Rebecca's Vision by Brantley Bardin
taken from Details magazine 99
 If television is the opiate of masses, Rebecca Gayheart - star of Kevin Wiliamson's
   new twentysomething angst fest Wasteland - is one addiction we can really get behind

  Ah, the plight of a beautiful woman. Take Rebecca Gayheart. As nubile Noxzema girl, she buffed her
   face all the way to a Wayne's World schwing award. She died for love as a Mafia princess on Beverly

    Hills 90210. She even save mankind from an alien invasion in, yep, Robin Cook's Invasion. Still, something was

missing. "I didn't give a damn what it was," Gayheart says, "But I knew I needed something outrageous so

                   people would stop with the whole girl-next-door, good skin thing."

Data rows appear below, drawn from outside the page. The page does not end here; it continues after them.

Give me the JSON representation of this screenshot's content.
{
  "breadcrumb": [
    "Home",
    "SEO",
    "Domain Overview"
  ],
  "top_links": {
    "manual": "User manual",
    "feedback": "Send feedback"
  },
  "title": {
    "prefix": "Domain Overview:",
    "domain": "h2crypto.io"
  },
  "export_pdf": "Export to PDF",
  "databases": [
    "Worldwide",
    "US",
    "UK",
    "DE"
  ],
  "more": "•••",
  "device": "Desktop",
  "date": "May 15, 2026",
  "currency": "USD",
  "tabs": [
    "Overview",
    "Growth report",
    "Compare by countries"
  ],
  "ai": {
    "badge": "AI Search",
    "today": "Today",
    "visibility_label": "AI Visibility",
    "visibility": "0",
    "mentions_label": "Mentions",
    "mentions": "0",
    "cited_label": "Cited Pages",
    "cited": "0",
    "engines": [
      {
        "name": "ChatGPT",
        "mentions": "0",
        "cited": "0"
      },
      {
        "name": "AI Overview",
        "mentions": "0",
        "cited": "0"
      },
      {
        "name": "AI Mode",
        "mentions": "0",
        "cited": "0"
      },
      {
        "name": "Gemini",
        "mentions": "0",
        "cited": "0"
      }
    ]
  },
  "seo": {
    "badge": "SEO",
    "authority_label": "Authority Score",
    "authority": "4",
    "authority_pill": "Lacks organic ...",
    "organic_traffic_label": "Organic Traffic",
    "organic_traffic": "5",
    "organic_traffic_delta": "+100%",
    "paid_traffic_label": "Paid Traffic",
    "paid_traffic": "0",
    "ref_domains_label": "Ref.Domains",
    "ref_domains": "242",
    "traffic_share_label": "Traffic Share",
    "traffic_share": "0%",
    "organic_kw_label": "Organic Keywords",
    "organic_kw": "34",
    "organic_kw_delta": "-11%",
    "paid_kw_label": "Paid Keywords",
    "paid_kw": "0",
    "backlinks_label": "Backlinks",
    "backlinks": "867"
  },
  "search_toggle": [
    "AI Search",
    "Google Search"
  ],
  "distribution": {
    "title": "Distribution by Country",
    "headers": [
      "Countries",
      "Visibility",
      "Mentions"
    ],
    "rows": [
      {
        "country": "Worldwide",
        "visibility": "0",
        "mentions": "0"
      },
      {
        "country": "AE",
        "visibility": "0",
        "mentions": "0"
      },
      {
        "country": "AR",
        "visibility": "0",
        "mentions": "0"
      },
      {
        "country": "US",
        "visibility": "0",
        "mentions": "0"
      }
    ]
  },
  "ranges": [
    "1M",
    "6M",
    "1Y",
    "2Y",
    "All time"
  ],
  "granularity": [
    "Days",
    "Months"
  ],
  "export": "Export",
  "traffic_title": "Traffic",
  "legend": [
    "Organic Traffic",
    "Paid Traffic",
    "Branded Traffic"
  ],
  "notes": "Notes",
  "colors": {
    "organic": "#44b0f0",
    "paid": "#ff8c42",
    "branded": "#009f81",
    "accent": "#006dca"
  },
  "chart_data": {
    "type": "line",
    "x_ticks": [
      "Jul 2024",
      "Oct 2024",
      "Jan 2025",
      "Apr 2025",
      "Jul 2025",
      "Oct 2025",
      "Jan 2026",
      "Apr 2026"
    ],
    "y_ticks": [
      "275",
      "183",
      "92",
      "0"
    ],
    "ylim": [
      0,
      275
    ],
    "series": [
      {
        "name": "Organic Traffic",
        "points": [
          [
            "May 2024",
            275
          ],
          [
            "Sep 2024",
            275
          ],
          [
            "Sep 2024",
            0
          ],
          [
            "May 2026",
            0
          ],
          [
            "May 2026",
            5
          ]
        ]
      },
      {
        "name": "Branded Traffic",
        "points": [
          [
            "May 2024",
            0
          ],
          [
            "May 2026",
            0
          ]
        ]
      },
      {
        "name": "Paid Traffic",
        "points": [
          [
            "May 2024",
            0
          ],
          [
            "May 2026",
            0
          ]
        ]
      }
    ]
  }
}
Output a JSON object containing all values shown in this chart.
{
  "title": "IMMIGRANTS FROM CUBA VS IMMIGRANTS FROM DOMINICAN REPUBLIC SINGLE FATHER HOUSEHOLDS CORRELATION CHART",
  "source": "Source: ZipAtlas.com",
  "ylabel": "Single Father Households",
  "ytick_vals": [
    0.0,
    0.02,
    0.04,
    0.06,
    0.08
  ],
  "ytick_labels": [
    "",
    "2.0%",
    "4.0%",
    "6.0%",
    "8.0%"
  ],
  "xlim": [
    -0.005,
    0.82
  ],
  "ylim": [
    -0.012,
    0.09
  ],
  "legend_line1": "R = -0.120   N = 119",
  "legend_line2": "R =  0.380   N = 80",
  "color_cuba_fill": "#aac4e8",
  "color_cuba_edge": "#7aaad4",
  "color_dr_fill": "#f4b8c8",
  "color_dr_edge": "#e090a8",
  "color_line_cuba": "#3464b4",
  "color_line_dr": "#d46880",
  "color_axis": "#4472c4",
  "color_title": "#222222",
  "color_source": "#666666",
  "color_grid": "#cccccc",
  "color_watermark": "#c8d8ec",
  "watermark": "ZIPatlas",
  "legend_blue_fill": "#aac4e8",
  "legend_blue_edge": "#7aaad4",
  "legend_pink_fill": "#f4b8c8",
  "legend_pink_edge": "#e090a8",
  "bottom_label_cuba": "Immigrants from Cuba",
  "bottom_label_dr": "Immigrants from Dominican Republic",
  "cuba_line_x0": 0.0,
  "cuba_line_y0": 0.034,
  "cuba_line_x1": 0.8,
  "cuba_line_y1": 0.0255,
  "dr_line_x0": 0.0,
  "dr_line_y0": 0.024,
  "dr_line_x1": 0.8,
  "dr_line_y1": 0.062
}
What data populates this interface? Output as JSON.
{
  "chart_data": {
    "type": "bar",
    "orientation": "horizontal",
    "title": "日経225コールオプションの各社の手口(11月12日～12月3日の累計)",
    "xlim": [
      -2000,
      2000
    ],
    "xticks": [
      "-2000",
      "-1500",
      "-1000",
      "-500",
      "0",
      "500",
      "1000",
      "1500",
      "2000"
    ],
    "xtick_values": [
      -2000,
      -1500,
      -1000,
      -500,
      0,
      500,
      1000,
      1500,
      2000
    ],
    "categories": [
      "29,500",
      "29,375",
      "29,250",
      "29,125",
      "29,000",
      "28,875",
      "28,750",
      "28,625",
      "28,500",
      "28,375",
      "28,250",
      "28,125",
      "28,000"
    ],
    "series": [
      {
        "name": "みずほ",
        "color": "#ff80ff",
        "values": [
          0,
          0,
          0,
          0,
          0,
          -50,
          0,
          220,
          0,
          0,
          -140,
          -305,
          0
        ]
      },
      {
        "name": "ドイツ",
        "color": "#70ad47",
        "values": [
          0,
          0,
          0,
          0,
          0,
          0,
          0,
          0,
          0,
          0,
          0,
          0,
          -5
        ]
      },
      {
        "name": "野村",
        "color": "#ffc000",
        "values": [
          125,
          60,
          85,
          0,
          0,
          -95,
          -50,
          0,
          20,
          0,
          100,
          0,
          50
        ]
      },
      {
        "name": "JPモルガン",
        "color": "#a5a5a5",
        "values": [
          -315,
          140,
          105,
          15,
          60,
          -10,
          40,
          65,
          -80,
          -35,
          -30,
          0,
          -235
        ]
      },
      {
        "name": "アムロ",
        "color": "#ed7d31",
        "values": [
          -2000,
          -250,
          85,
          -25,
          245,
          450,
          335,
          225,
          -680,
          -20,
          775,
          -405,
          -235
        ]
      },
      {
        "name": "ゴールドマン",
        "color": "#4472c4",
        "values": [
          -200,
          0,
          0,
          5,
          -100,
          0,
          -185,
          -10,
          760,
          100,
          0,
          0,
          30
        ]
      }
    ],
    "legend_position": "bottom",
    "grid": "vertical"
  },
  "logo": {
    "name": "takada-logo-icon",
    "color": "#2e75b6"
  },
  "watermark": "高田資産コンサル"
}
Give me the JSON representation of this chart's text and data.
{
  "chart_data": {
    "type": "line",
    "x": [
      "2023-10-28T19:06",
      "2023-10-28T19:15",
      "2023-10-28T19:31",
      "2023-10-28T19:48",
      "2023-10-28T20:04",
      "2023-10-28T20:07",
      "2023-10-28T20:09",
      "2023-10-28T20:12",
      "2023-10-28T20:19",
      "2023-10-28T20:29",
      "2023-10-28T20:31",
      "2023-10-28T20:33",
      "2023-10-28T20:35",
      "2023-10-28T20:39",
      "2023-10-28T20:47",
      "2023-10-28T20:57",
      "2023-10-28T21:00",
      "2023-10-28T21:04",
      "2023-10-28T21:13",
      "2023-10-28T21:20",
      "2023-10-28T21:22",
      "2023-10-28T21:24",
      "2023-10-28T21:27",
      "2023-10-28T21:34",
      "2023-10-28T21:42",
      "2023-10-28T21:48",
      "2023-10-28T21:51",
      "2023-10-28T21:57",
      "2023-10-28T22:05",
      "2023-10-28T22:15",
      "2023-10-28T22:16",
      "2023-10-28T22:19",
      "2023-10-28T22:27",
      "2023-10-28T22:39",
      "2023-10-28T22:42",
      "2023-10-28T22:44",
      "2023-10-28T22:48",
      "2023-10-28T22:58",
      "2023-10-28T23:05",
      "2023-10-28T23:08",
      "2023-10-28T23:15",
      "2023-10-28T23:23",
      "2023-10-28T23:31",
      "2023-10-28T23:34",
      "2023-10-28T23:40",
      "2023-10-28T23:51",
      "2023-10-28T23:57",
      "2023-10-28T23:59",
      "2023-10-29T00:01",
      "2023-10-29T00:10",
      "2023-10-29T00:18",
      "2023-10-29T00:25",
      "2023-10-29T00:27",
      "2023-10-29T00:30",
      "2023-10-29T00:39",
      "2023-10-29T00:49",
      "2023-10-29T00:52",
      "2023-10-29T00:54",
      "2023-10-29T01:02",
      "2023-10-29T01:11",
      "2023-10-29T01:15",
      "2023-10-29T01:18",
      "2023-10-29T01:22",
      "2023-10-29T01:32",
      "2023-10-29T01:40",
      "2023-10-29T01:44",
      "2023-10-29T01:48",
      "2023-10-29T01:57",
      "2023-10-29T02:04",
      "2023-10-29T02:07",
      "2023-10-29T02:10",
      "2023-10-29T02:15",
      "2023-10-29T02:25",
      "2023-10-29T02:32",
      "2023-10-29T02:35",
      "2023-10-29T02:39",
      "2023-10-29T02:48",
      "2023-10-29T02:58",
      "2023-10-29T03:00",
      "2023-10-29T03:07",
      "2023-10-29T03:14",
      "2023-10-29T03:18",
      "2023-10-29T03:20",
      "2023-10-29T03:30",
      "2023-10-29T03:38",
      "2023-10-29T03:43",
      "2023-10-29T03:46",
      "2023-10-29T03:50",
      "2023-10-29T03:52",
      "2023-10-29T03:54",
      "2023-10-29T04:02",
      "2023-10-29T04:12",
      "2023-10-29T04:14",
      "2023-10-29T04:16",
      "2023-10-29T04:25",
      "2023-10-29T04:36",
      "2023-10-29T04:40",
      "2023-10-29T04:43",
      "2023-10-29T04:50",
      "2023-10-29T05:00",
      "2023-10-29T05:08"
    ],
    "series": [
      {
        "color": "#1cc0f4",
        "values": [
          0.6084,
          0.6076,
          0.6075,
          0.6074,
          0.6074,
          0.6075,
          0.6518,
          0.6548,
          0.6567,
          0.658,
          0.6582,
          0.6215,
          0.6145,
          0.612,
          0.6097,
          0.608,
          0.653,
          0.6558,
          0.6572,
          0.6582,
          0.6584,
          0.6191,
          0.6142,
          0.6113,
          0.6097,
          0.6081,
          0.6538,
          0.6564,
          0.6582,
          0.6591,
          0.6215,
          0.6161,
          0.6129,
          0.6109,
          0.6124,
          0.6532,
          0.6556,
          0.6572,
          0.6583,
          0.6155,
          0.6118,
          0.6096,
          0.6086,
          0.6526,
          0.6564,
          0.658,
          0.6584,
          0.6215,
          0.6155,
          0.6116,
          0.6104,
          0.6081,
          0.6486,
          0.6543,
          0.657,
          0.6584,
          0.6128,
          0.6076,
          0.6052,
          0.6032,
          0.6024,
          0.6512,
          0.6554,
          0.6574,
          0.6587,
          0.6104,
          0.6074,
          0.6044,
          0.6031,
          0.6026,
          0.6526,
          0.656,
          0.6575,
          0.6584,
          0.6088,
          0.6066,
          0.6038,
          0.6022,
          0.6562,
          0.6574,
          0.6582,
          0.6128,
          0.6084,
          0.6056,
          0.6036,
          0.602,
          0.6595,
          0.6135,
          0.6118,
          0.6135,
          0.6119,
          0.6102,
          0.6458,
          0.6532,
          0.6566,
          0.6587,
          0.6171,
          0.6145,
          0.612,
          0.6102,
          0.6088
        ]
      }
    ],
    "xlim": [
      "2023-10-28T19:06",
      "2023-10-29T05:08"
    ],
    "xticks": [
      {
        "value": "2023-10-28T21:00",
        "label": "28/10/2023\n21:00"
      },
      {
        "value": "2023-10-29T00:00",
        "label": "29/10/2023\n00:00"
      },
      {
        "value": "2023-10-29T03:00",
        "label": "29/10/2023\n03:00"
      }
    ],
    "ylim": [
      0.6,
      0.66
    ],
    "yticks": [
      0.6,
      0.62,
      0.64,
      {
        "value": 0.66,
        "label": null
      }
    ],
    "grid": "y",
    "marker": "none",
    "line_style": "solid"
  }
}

   That something came in the form of an ax-wielding psychopath, which she played in 1998's slash fest
  Urban Legend, and then again as an accomplice to a nasty murder in this year's Jawbreaker. You might

  think, now that she's hooked up with Scream king Kevin Williamson for his new TV series, Wasteland,

                that Gayheart is into something even bloodier... and more acne-oriented.

 But no. In this ensemble comedy-drama about six friends struggling to find themselves, she's called upon
 to play a wannabe actress turned assistant in the New York City district attorney's office. While she's not

 exactly the girl next door, her skin is clear and smooth. Says Williamson, "Rebecca's the essence of Sam,

 a Southern debutante who seems as if she's gotten everywhere in life on her beauty alone. Her character's

                          journey is going to dispel the myth at every turn."

     Williamson's Dawson's Creek put cool teen sex on the TV map. In Wasteland, he puts a group of
     postcollegiate types under the microscope to examine what he calls their "second coming of age."

 Gayheart, 27, counts herself among them. "Before, it was a given that you'd get married and start a family

at a certain age," she says, "but my generation avoids it. We still act like we're 20. I mean, it's a great thing

                  to be young at heart and all, but when do we step up to the plate?"

   She's sincere, even though the implicit comparison to these slackers doesn't seem quite apt. After all,
 Gayheart's a coal-miner's daughter who left the hills of Pine Top, Ky., for New York City - alone - at age

   15; she has been committed to the same man, film and video director Brett Ratner, for more than 10

    years; and sweetest of all, she wishes for nothing more than to make enough money to "whisk" her

 parents away from Appalachia. "When I start to complain about being tired and have a call time at five in

 the morning," she confesses, " I just say to myself, Okay, girl, reality check. I mean, my father does for a

                               living is the hardest work in the world."

   Williamson calls her "a remarkable actress who's been completely underrated about what she's really
          capable of doing." Still, Gayheart humbly claims to be a bit shell-shocked by her Holly

   Golightly-in-Hollywood status: "Sometimes I wake up and think, How did I get here?" Nevertheless,

 sometimes a beautiful woman just likes to be told that she's beautiful. "Not long ago I was in New York,"

  she says, " and this homeless guy asked me for some money. I said sorry and kept on walking, but then

    he yelled out, 'Hey, you look like Michelle Pfeiffer!' I swear I stopped in my tracks, turned around,

   opened my wallet, and handed the guy a $20 bill." She adds, with a laugh, "See? All women want is a

                                          compliment!"